Вот почему на этот раз ночные гости рассердились не на шутку: всю следующую ночь по всему дому раздавался ужасающий шум, а утром обитатели его увидели, что оконные стекла, люстры и фарфор разбиты вдребезги. Управляющий подсчитал все убытки, вызванные этим происшествием, и оказалось, что они составляют в точности ту сумму, которую в былые годы владельцы замка Вистгау расходовали на трапезу 1 мая.
Управляющий понял намек и не преминул представить барону свои подсчеты, установленные с полнейшей беспристрастностью.

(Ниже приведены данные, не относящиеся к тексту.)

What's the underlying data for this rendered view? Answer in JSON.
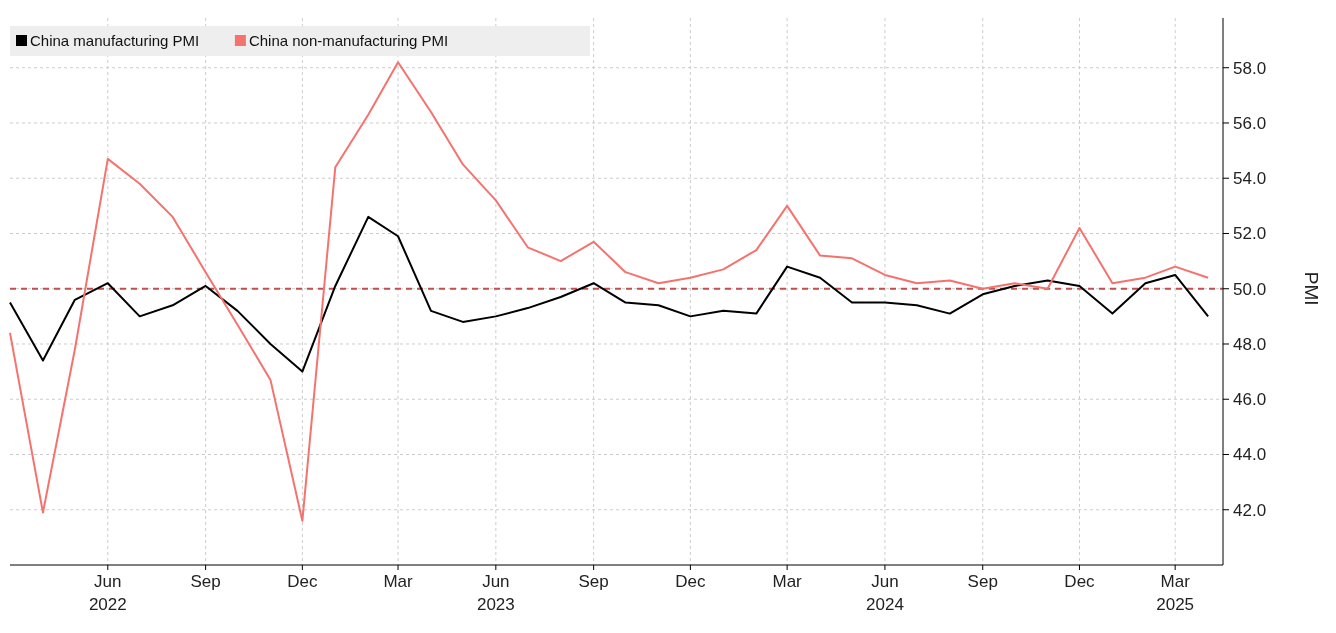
{
  "chart_data": {
    "type": "line",
    "ylabel": "PMI",
    "x": [
      "2022-03",
      "2022-04",
      "2022-05",
      "2022-06",
      "2022-07",
      "2022-08",
      "2022-09",
      "2022-10",
      "2022-11",
      "2022-12",
      "2023-01",
      "2023-02",
      "2023-03",
      "2023-04",
      "2023-05",
      "2023-06",
      "2023-07",
      "2023-08",
      "2023-09",
      "2023-10",
      "2023-11",
      "2023-12",
      "2024-01",
      "2024-02",
      "2024-03",
      "2024-04",
      "2024-05",
      "2024-06",
      "2024-07",
      "2024-08",
      "2024-09",
      "2024-10",
      "2024-11",
      "2024-12",
      "2025-01",
      "2025-02",
      "2025-03",
      "2025-04"
    ],
    "series": [
      {
        "name": "China manufacturing PMI",
        "color": "#000000",
        "values": [
          49.5,
          47.4,
          49.6,
          50.2,
          49.0,
          49.4,
          50.1,
          49.2,
          48.0,
          47.0,
          50.1,
          52.6,
          51.9,
          49.2,
          48.8,
          49.0,
          49.3,
          49.7,
          50.2,
          49.5,
          49.4,
          49.0,
          49.2,
          49.1,
          50.8,
          50.4,
          49.5,
          49.5,
          49.4,
          49.1,
          49.8,
          50.1,
          50.3,
          50.1,
          49.1,
          50.2,
          50.5,
          49.0
        ]
      },
      {
        "name": "China non-manufacturing PMI",
        "color": "#f4736e",
        "values": [
          48.4,
          41.9,
          47.8,
          54.7,
          53.8,
          52.6,
          50.6,
          48.7,
          46.7,
          41.6,
          54.4,
          56.3,
          58.2,
          56.4,
          54.5,
          53.2,
          51.5,
          51.0,
          51.7,
          50.6,
          50.2,
          50.4,
          50.7,
          51.4,
          53.0,
          51.2,
          51.1,
          50.5,
          50.2,
          50.3,
          50.0,
          50.2,
          50.0,
          52.2,
          50.2,
          50.4,
          50.8,
          50.4
        ]
      }
    ],
    "xlim": [
      "2022-03",
      "2025-04-15"
    ],
    "xticks": [
      {
        "value": "2022-06",
        "label": "Jun\n2022"
      },
      {
        "value": "2022-09",
        "label": "Sep"
      },
      {
        "value": "2022-12",
        "label": "Dec"
      },
      {
        "value": "2023-03",
        "label": "Mar"
      },
      {
        "value": "2023-06",
        "label": "Jun\n2023"
      },
      {
        "value": "2023-09",
        "label": "Sep"
      },
      {
        "value": "2023-12",
        "label": "Dec"
      },
      {
        "value": "2024-03",
        "label": "Mar"
      },
      {
        "value": "2024-06",
        "label": "Jun\n2024"
      },
      {
        "value": "2024-09",
        "label": "Sep"
      },
      {
        "value": "2024-12",
        "label": "Dec"
      },
      {
        "value": "2025-03",
        "label": "Mar\n2025"
      }
    ],
    "ylim": [
      40,
      59.8
    ],
    "yticks": [
      {
        "value": 42,
        "label": "42.0"
      },
      {
        "value": 44,
        "label": "44.0"
      },
      {
        "value": 46,
        "label": "46.0"
      },
      {
        "value": 48,
        "label": "48.0"
      },
      {
        "value": 50,
        "label": "50.0"
      },
      {
        "value": 52,
        "label": "52.0"
      },
      {
        "value": 54,
        "label": "54.0"
      },
      {
        "value": 56,
        "label": "56.0"
      },
      {
        "value": 58,
        "label": "58.0"
      }
    ],
    "ref_lines": [
      {
        "axis": "y",
        "value": 50,
        "color": "#c0504d",
        "line_style": "dashed"
      }
    ],
    "grid": true,
    "legend": "top left",
    "line_style": "solid",
    "marker": "none"
  }
}
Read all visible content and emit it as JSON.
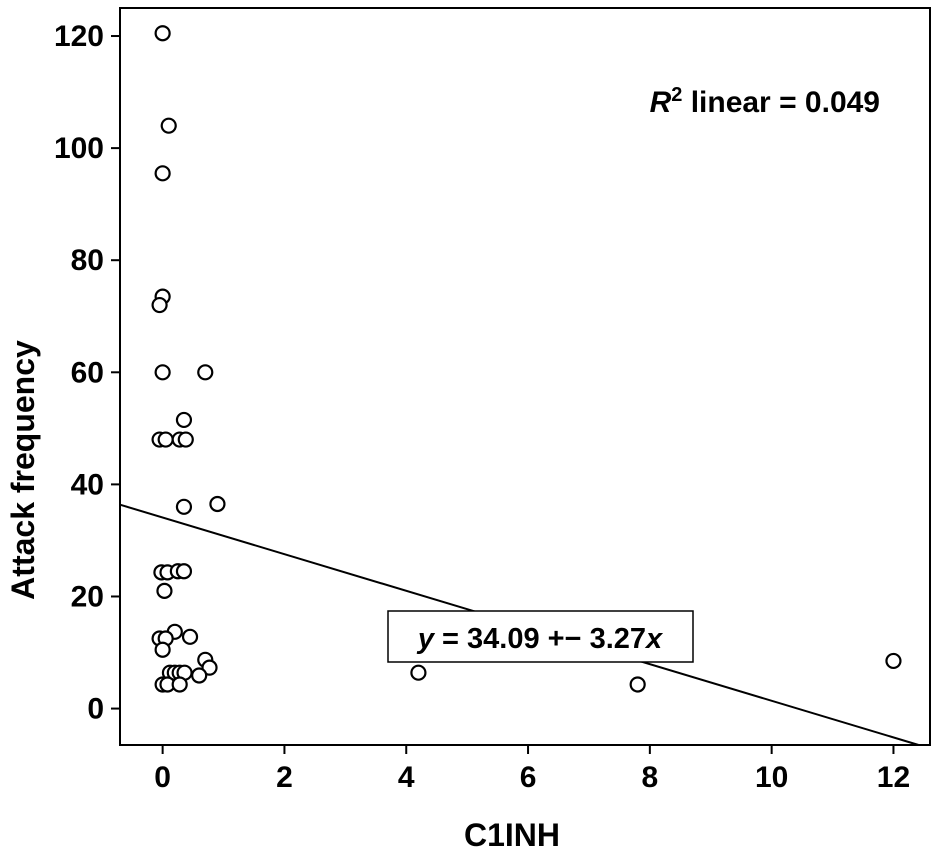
{
  "figure": {
    "background": "#ffffff",
    "ink_color": "#000000"
  },
  "chart_data": {
    "type": "scatter",
    "title": "",
    "xlabel": "C1INH",
    "ylabel": "Attack frequency",
    "xlim": [
      -0.7,
      12.6
    ],
    "ylim": [
      -6.5,
      125
    ],
    "x_ticks": [
      0,
      2,
      4,
      6,
      8,
      10,
      12
    ],
    "y_ticks": [
      0,
      20,
      40,
      60,
      80,
      100,
      120
    ],
    "grid": false,
    "frame": "full-box",
    "marker": "open-circle",
    "legend": "none",
    "points": [
      [
        0,
        120.5
      ],
      [
        0.1,
        104
      ],
      [
        0,
        95.5
      ],
      [
        0,
        73.5
      ],
      [
        -0.05,
        72
      ],
      [
        0,
        60
      ],
      [
        0.7,
        60
      ],
      [
        0.35,
        51.5
      ],
      [
        -0.05,
        48
      ],
      [
        0.05,
        48
      ],
      [
        0.28,
        48
      ],
      [
        0.38,
        48
      ],
      [
        0.35,
        36
      ],
      [
        0.9,
        36.5
      ],
      [
        -0.02,
        24.3
      ],
      [
        0.08,
        24.3
      ],
      [
        0.25,
        24.5
      ],
      [
        0.35,
        24.5
      ],
      [
        0.03,
        21
      ],
      [
        0.2,
        13.7
      ],
      [
        -0.05,
        12.5
      ],
      [
        0.05,
        12.5
      ],
      [
        0.45,
        12.8
      ],
      [
        0,
        10.5
      ],
      [
        0.7,
        8.7
      ],
      [
        0.77,
        7.3
      ],
      [
        0.12,
        6.4
      ],
      [
        0.2,
        6.4
      ],
      [
        0.28,
        6.4
      ],
      [
        0.36,
        6.4
      ],
      [
        0.6,
        5.9
      ],
      [
        0,
        4.3
      ],
      [
        0.08,
        4.3
      ],
      [
        0.28,
        4.3
      ],
      [
        4.2,
        6.4
      ],
      [
        7.8,
        4.3
      ],
      [
        12,
        8.5
      ]
    ],
    "regression": {
      "slope": -3.27,
      "intercept": 34.09,
      "equation": {
        "lhs": "y",
        "mid": " = 34.09 +− 3.27",
        "rhs": "x"
      }
    },
    "r2_annotation": {
      "symbol": "R",
      "exponent": "2",
      "rest": " linear = 0.049",
      "value": 0.049
    }
  }
}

На этот раз Вильбольд огорчился всерьез. Впрочем, хотя он слышал жуткий шабаш, длившийся всю ночь и перевернувший в замке все вверх дном, он никого не увидел. Это давало ему надежду, что графиня, не появлявшаяся с той ночи, когда она вышла из могилы и стала баюкать маленького Германа, теперь слишком долго спала мертвым сном, чтобы вновь подняться из гроба; и поскольку празднество обходилось ему каждый год в определенную сумму, он предпочел бы использовать ее на обновление мебели, нежели на обед для крестьян. Так что в следующем году барон решил ни на что не тратиться, даже просто на кашу; однако, прекрасно понимая, что такое полное нарушение старинных обычаев ввергнет графиню Берту в гнев, соразмерный нанесенному ей оскорблению, он вознамерился уехать из замка 28 апреля и вернуться в него только 5 мая.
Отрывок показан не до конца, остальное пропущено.